By Joe Wallace
U.S. stocks are on track to complete a banner November, giving the Dow Jones Industrial Average its best month in over 33 years, as investors cheer the prospect of Covid-19 vaccines halting the pandemic and fresh stimulus spending to bolster the economy.
Futures tied to the Dow ticked down 0.4% Monday, signaling that the blue-chips index will enter the final trading session of November down about 140 points. The benchmark was up roughly 12.9% month-to-date by the end of Friday.
Contracts linked to the S&P 500 slipped 0.2% at the start of the week, though the broad index remains on track for what may be its biggest one-month advance since April. Futures for the Nasdaq-100 index edged up 0.1%, suggesting technology stocks will outperform.
Stocks have soared in November, at one point pushing the Dow over 30000 for the first time and putting the benchmark on course for potentially its biggest one-month advance since January 1987. Shares in companies that had suffered most from the pandemic, such as energy producers and banks, have posted steep gains.
The Russell 2000 index of small-cap stocks is also on pace for its best month in data going back to 1987.
Two main factors have fueled the latest leg up in markets, according to investors. The development of three vaccines in the West has opened up the possibility that the economic disruption caused by the coronavirus will end in 2021. Signs that President-elect Joe Biden will make a relatively smooth transition into the White House have doused some of the political uncertainty that had fed into heightened market volatility in the fall.
Ahead of the bell in New York, Moderna jumped over 13%. The drugmaker said it would ask U.S. and European health regulators on Monday to authorize use of the company's Covid-19 vaccine.
Shares in IHS Markit rose more than 7% in premarket trading after the data provider said it would combine with S&P Global in a deal that values IHS Markit at $44 billion, including debt. The all-stock deal is the largest of the year.
The looming rollout of vaccines is likely to keep stocks on an upward trajectory in the final weeks of the year, investors and analysts said.
The surge of coronavirus infections in the U.S. and the possibility for logistical hiccups in the distribution of the shots could lead to bouts of selling. Still, money managers expect investors to view any declines as a buying opportunity.
"We've got a lot of very good vaccine news," said Daniel Morris, chief market strategist at BNP Paribas Asset Management. "We should, for the most part, move up between now and the end of the year, with a chance for a setback here or there.
One risk for stocks in the coming months stems from exuberance among individual investors, said Trevor Greetham, head of multi asset at Royal London Asset Management, pointing to surveys by the American Association of Individual Investors. Still, the U.K. asset manager is betting that a revival in economic activity will continue to buoy stock prices in 2021.
The prospect of vaccines offers "some light at the end of the tunnel as an investor," Mr. Greetham said. "If you're buying stocks, you're not just assessing the next month or two -- you're assessing the next 20 years."
In bond markets, the yield on 10-year Treasurys ticked up to 0.855%, from 0.841% on Friday.
Bitcoin extended its volatile run, rising around 6% to $19,318. The digital currency's runup in recent weeks has been driven by a new group of buyers seeking the opportunity for big profits.
Brent-crude futures were almost flat at $48.26 a barrel.
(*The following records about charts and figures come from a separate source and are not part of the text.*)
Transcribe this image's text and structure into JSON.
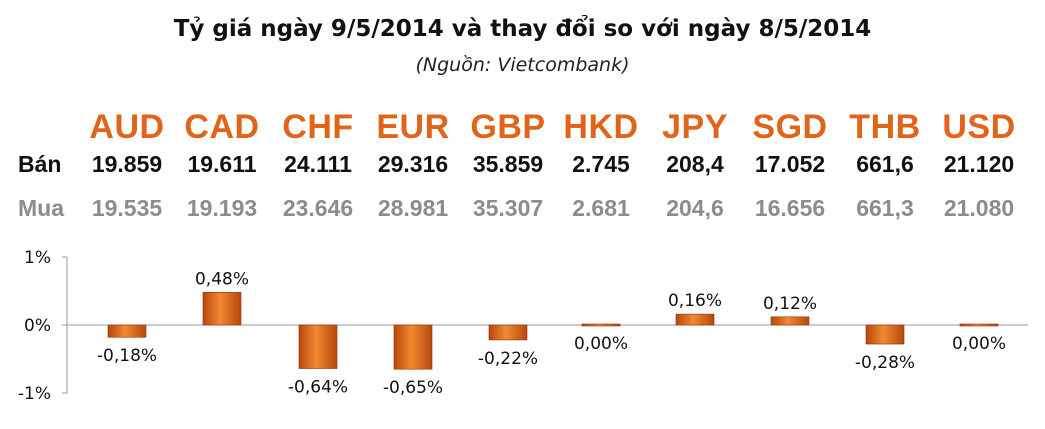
{
  "title": "Tỷ giá ngày 9/5/2014 và thay đổi so với ngày 8/5/2014",
  "subtitle": "(Nguồn: Vietcombank)",
  "table": {
    "currencies": [
      "AUD",
      "CAD",
      "CHF",
      "EUR",
      "GBP",
      "HKD",
      "JPY",
      "SGD",
      "THB",
      "USD"
    ],
    "sell_label": "Bán",
    "sell": [
      "19.859",
      "19.611",
      "24.111",
      "29.316",
      "35.859",
      "2.745",
      "208,4",
      "17.052",
      "661,6",
      "21.120"
    ],
    "buy_label": "Mua",
    "buy": [
      "19.535",
      "19.193",
      "23.646",
      "28.981",
      "35.307",
      "2.681",
      "204,6",
      "16.656",
      "661,3",
      "21.080"
    ]
  },
  "colors": {
    "accent": "#e0651a",
    "bar_light": "#f08a30",
    "bar_dark": "#b9460c",
    "sell_text": "#111111",
    "buy_text": "#8c8c8c"
  },
  "chart_data": {
    "type": "bar",
    "categories": [
      "AUD",
      "CAD",
      "CHF",
      "EUR",
      "GBP",
      "HKD",
      "JPY",
      "SGD",
      "THB",
      "USD"
    ],
    "values": [
      -0.18,
      0.48,
      -0.64,
      -0.65,
      -0.22,
      0.0,
      0.16,
      0.12,
      -0.28,
      0.0
    ],
    "data_labels": [
      "-0,18%",
      "0,48%",
      "-0,64%",
      "-0,65%",
      "-0,22%",
      "0,00%",
      "0,16%",
      "0,12%",
      "-0,28%",
      "0,00%"
    ],
    "y_ticks": [
      "1%",
      "0%",
      "-1%"
    ],
    "y_tick_values": [
      1,
      0,
      -1
    ],
    "ylim": [
      -1,
      1
    ],
    "unit": "%",
    "grid": false
  }
}
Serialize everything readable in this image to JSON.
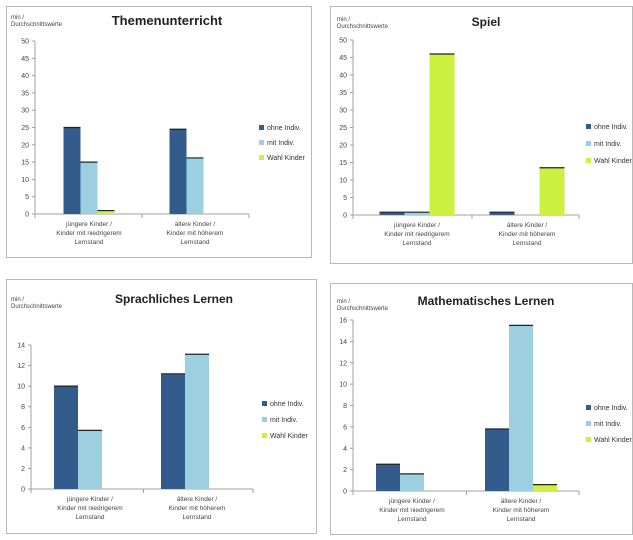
{
  "colors": {
    "ohne_indiv": "#335c8c",
    "mit_indiv": "#9ccfe0",
    "wahl_kinder": "#ccf03f",
    "panel_border": "#b9b9b9",
    "axis": "#a0a0a0"
  },
  "chart_data": [
    {
      "type": "bar",
      "title": "Themenunterricht",
      "ylabel_lines": [
        "min /",
        "Durchschnittswerte"
      ],
      "yticks": [
        "0",
        "5",
        "10",
        "15",
        "20",
        "25",
        "30",
        "35",
        "40",
        "45",
        "50"
      ],
      "ylim": [
        0,
        50
      ],
      "categories": [
        [
          "jüngere Kinder /",
          "Kinder mit niedrigerem",
          "Lernstand"
        ],
        [
          "ältere Kinder /",
          "Kinder mit höherem",
          "Lernstand"
        ]
      ],
      "series": [
        {
          "name": "ohne Indiv.",
          "values": [
            25,
            24.5
          ]
        },
        {
          "name": "mit Indiv.",
          "values": [
            15,
            16.2
          ]
        },
        {
          "name": "Wahl Kinder",
          "values": [
            1,
            null
          ]
        }
      ],
      "legend_position": "right",
      "grid": false
    },
    {
      "type": "bar",
      "title": "Spiel",
      "ylabel_lines": [
        "min /",
        "Durchschnittswerte"
      ],
      "yticks": [
        "0",
        "5",
        "10",
        "15",
        "20",
        "25",
        "30",
        "35",
        "40",
        "45",
        "50"
      ],
      "ylim": [
        0,
        50
      ],
      "categories": [
        [
          "jüngere Kinder /",
          "Kinder mit niedrigerem",
          "Lernstand"
        ],
        [
          "ältere Kinder /",
          "Kinder mit höherem",
          "Lernstand"
        ]
      ],
      "series": [
        {
          "name": "ohne Indiv.",
          "values": [
            0.8,
            0.8
          ]
        },
        {
          "name": "mit Indiv.",
          "values": [
            0.8,
            null
          ]
        },
        {
          "name": "Wahl Kinder",
          "values": [
            46,
            13.5
          ]
        }
      ],
      "legend_position": "right",
      "grid": false
    },
    {
      "type": "bar",
      "title": "Sprachliches Lernen",
      "ylabel_lines": [
        "min /",
        "Durchschnittswerte"
      ],
      "yticks": [
        "0",
        "2",
        "4",
        "6",
        "8",
        "10",
        "12",
        "14"
      ],
      "ylim": [
        0,
        14
      ],
      "categories": [
        [
          "jüngere Kinder /",
          "Kinder mit niedrigerem",
          "Lernstand"
        ],
        [
          "ältere Kinder /",
          "Kinder mit höherem",
          "Lernstand"
        ]
      ],
      "series": [
        {
          "name": "ohne Indiv.",
          "values": [
            10,
            11.2
          ]
        },
        {
          "name": "mit Indiv.",
          "values": [
            5.7,
            13.1
          ]
        },
        {
          "name": "Wahl Kinder",
          "values": [
            null,
            null
          ]
        }
      ],
      "legend_position": "right",
      "grid": false
    },
    {
      "type": "bar",
      "title": "Mathematisches Lernen",
      "ylabel_lines": [
        "min /",
        "Durchschnittswerte"
      ],
      "yticks": [
        "0",
        "2",
        "4",
        "6",
        "8",
        "10",
        "12",
        "14",
        "16"
      ],
      "ylim": [
        0,
        16
      ],
      "categories": [
        [
          "jüngere Kinder /",
          "Kinder mit niedrigerem",
          "Lernstand"
        ],
        [
          "ältere Kinder /",
          "Kinder mit höherem",
          "Lernstand"
        ]
      ],
      "series": [
        {
          "name": "ohne Indiv.",
          "values": [
            2.5,
            5.8
          ]
        },
        {
          "name": "mit Indiv.",
          "values": [
            1.6,
            15.5
          ]
        },
        {
          "name": "Wahl Kinder",
          "values": [
            null,
            0.6
          ]
        }
      ],
      "legend_position": "right",
      "grid": false
    }
  ]
}
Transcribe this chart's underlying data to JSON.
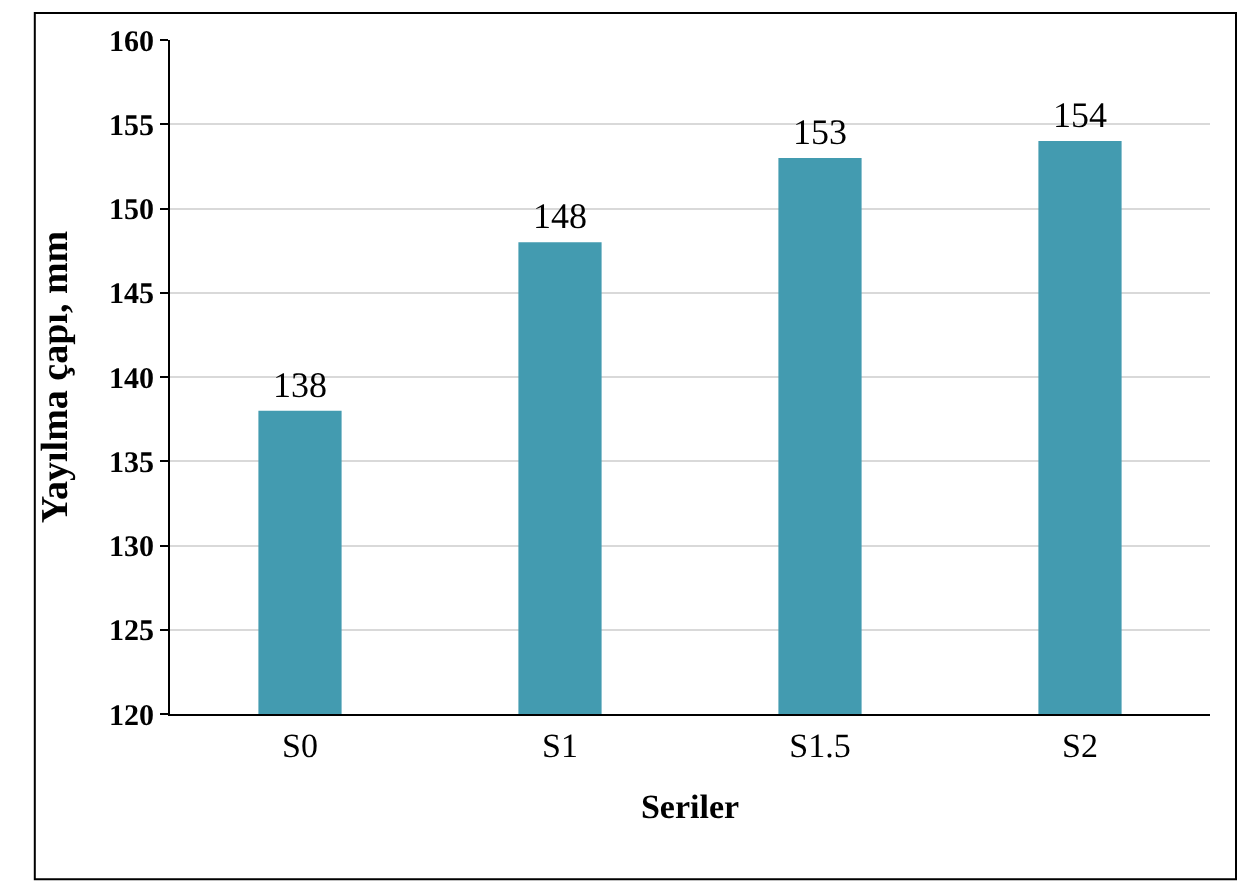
{
  "chart_data": {
    "type": "bar",
    "xlabel": "Seriler",
    "ylabel": "Yayılma çapı, mm",
    "categories": [
      "S0",
      "S1",
      "S1.5",
      "S2"
    ],
    "values": [
      138,
      148,
      153,
      154
    ],
    "color": "#439bb0",
    "ylim": [
      120,
      160
    ],
    "yticks": [
      120,
      125,
      130,
      135,
      140,
      145,
      150,
      155,
      160
    ],
    "grid": "y",
    "data_labels": true
  }
}
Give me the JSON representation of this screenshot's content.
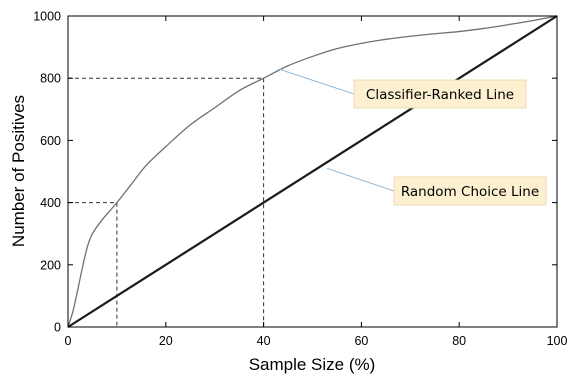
{
  "chart_data": {
    "type": "line",
    "xlabel": "Sample Size (%)",
    "ylabel": "Number of Positives",
    "xlim": [
      0,
      100
    ],
    "ylim": [
      0,
      1000
    ],
    "x_ticks": [
      0,
      20,
      40,
      60,
      80,
      100
    ],
    "y_ticks": [
      0,
      200,
      400,
      600,
      800,
      1000
    ],
    "grid": false,
    "series": [
      {
        "name": "Classifier-Ranked Line",
        "color": "#707070",
        "x": [
          0,
          1,
          2,
          3,
          4,
          5,
          7,
          10,
          13,
          16,
          20,
          25,
          30,
          35,
          40,
          45,
          50,
          55,
          60,
          65,
          70,
          75,
          80,
          85,
          90,
          95,
          100
        ],
        "y": [
          0,
          50,
          120,
          195,
          260,
          300,
          345,
          400,
          460,
          520,
          580,
          650,
          705,
          760,
          800,
          840,
          870,
          895,
          912,
          925,
          935,
          943,
          950,
          960,
          972,
          985,
          1000
        ]
      },
      {
        "name": "Random Choice Line",
        "color": "#1a1a1a",
        "x": [
          0,
          100
        ],
        "y": [
          0,
          1000
        ]
      }
    ],
    "reference_lines": [
      {
        "x": 10,
        "y": 400
      },
      {
        "x": 40,
        "y": 800
      }
    ],
    "annotations": [
      {
        "text": "Classifier-Ranked Line",
        "points_to": {
          "x": 43,
          "y": 830
        },
        "fill": "#fdf0d0",
        "border": "#e8d6a8"
      },
      {
        "text": "Random Choice Line",
        "points_to": {
          "x": 53,
          "y": 510
        },
        "fill": "#fdf0d0",
        "border": "#e8d6a8"
      }
    ]
  }
}
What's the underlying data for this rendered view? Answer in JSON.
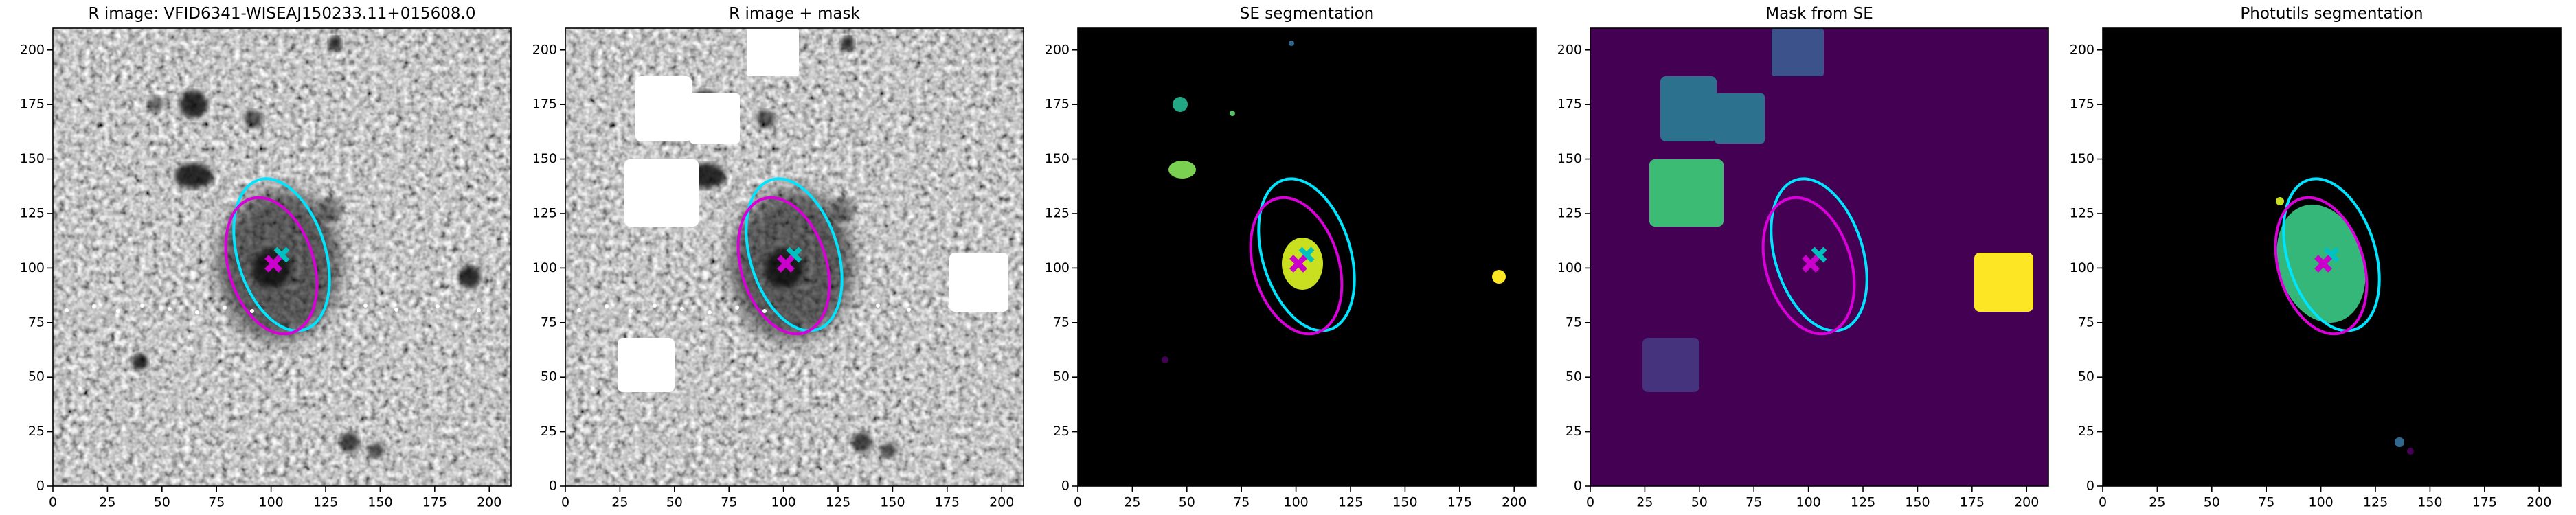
{
  "chart_data": [
    {
      "type": "image",
      "title": "R image: VFID6341-WISEAJ150233.11+015608.0",
      "xlim": [
        0,
        210
      ],
      "ylim": [
        0,
        210
      ],
      "xticks": [
        0,
        25,
        50,
        75,
        100,
        125,
        150,
        175,
        200
      ],
      "yticks": [
        0,
        25,
        50,
        75,
        100,
        125,
        150,
        175,
        200
      ]
    },
    {
      "type": "image",
      "title": "R image + mask",
      "xlim": [
        0,
        210
      ],
      "ylim": [
        0,
        210
      ],
      "xticks": [
        0,
        25,
        50,
        75,
        100,
        125,
        150,
        175,
        200
      ],
      "yticks": [
        0,
        25,
        50,
        75,
        100,
        125,
        150,
        175,
        200
      ]
    },
    {
      "type": "image",
      "title": "SE segmentation",
      "xlim": [
        0,
        210
      ],
      "ylim": [
        0,
        210
      ],
      "xticks": [
        0,
        25,
        50,
        75,
        100,
        125,
        150,
        175,
        200
      ],
      "yticks": [
        0,
        25,
        50,
        75,
        100,
        125,
        150,
        175,
        200
      ]
    },
    {
      "type": "image",
      "title": "Mask from SE",
      "xlim": [
        0,
        210
      ],
      "ylim": [
        0,
        210
      ],
      "xticks": [
        0,
        25,
        50,
        75,
        100,
        125,
        150,
        175,
        200
      ],
      "yticks": [
        0,
        25,
        50,
        75,
        100,
        125,
        150,
        175,
        200
      ]
    },
    {
      "type": "image",
      "title": "Photutils segmentation",
      "xlim": [
        0,
        210
      ],
      "ylim": [
        0,
        210
      ],
      "xticks": [
        0,
        25,
        50,
        75,
        100,
        125,
        150,
        175,
        200
      ],
      "yticks": [
        0,
        25,
        50,
        75,
        100,
        125,
        150,
        175,
        200
      ]
    }
  ]
}
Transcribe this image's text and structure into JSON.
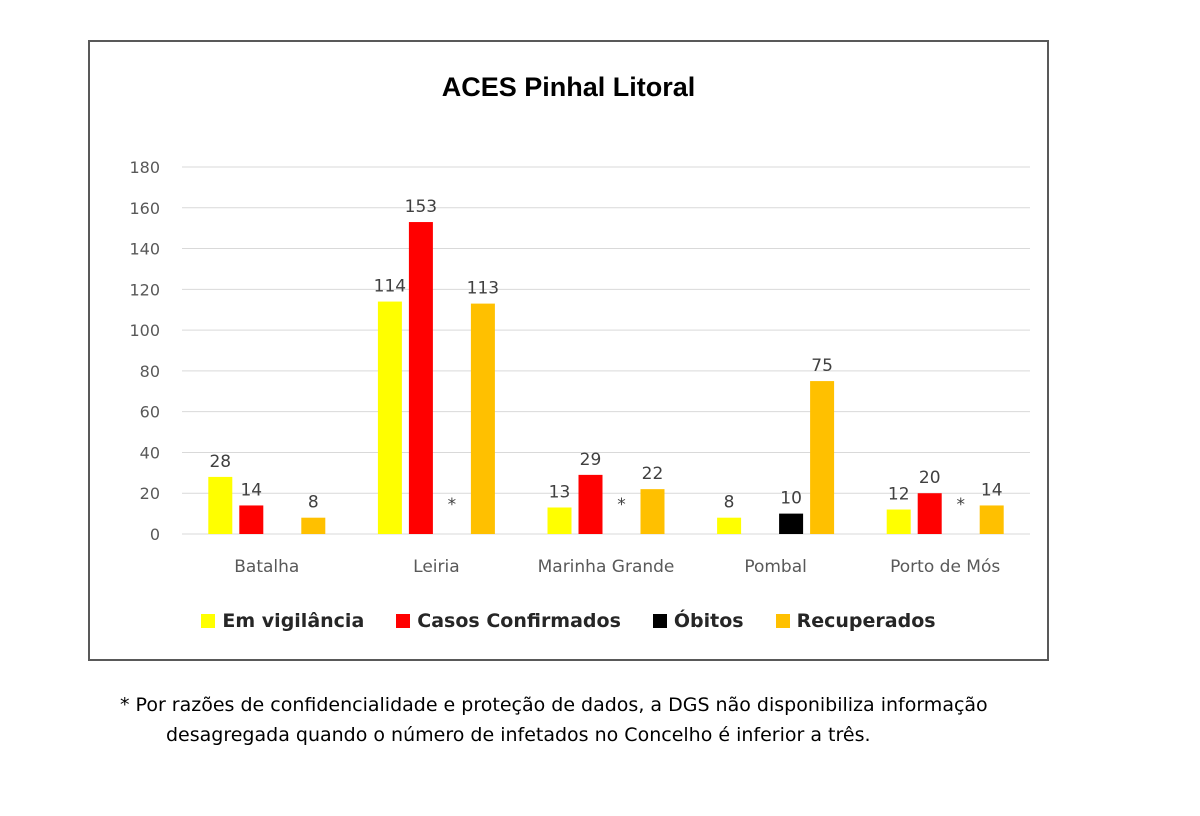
{
  "chart_data": {
    "type": "bar",
    "title": "ACES Pinhal Litoral",
    "categories": [
      "Batalha",
      "Leiria",
      "Marinha Grande",
      "Pombal",
      "Porto de Mós"
    ],
    "ylim": [
      0,
      180
    ],
    "yticks": [
      0,
      20,
      40,
      60,
      80,
      100,
      120,
      140,
      160,
      180
    ],
    "grid": true,
    "legend_position": "bottom",
    "series": [
      {
        "name": "Em vigilância",
        "color": "#FFFF00",
        "values": [
          28,
          114,
          13,
          8,
          12
        ]
      },
      {
        "name": "Casos Confirmados",
        "color": "#FF0000",
        "values": [
          14,
          153,
          29,
          null,
          20
        ]
      },
      {
        "name": "Óbitos",
        "color": "#000000",
        "values": [
          null,
          null,
          null,
          10,
          null
        ]
      },
      {
        "name": "Recuperados",
        "color": "#FFC000",
        "values": [
          8,
          113,
          22,
          75,
          14
        ]
      }
    ],
    "annotations": [
      {
        "category": "Leiria",
        "series": "Óbitos",
        "text": "*"
      },
      {
        "category": "Marinha Grande",
        "series": "Óbitos",
        "text": "*"
      },
      {
        "category": "Porto de Mós",
        "series": "Óbitos",
        "text": "*"
      }
    ]
  },
  "footnote": {
    "line1": "* Por razões de confidencialidade e proteção de dados, a DGS não disponibiliza informação",
    "line2": "desagregada quando o número de infetados no Concelho é inferior a três."
  }
}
Ministers from the Organization of the Petroleum Exporting Countries and its allies will make a decision on whether to go ahead with plans to boost to production in January at meetings Monday and Tuesday.
Traders broadly expect the cartel to extend output curbs into 2021 to bolster prices amid surging virus cases in the U.S. and restrictions on travel in Europe.
In Asia, investors were rattled by a Reuters report that the Trump administration is poised to add oil producer Cnooc and chip maker Semiconductor Manufacturing International to a blacklist of alleged Chinese military companies. Cnooc shares tumbled 14% in Hong Kong, while SMIC's Hong Kong-listed stock fell 2.7%.
Most major markets in the region ended lower. Hong Kong's Hang Seng lost 2.1%, Japan's Nikkei 225 retreated 0.8% and the Shanghai Composite Index lost 0.5%.
Markets are concerned about more restrictions from the U.S. on investing in Chinese companies, according to Steven Leung, executive director of institutional sales at UOB Kay Hian in Hong Kong.
"Some investors would rather stay on the sidelines awaiting more clarity on vaccine developments and U.S. policy directions as the nation transits to new leadership," Mr. Leung said.
Banks and energy producers dropped in Europe, weighing on the Stoxx Europe 600, which edged up 0.1%. Shares in UniCredit fell almost 4% on reports that the board was holding talks about governance at the Italian bank.
--Joanne Chiu contributed to this article.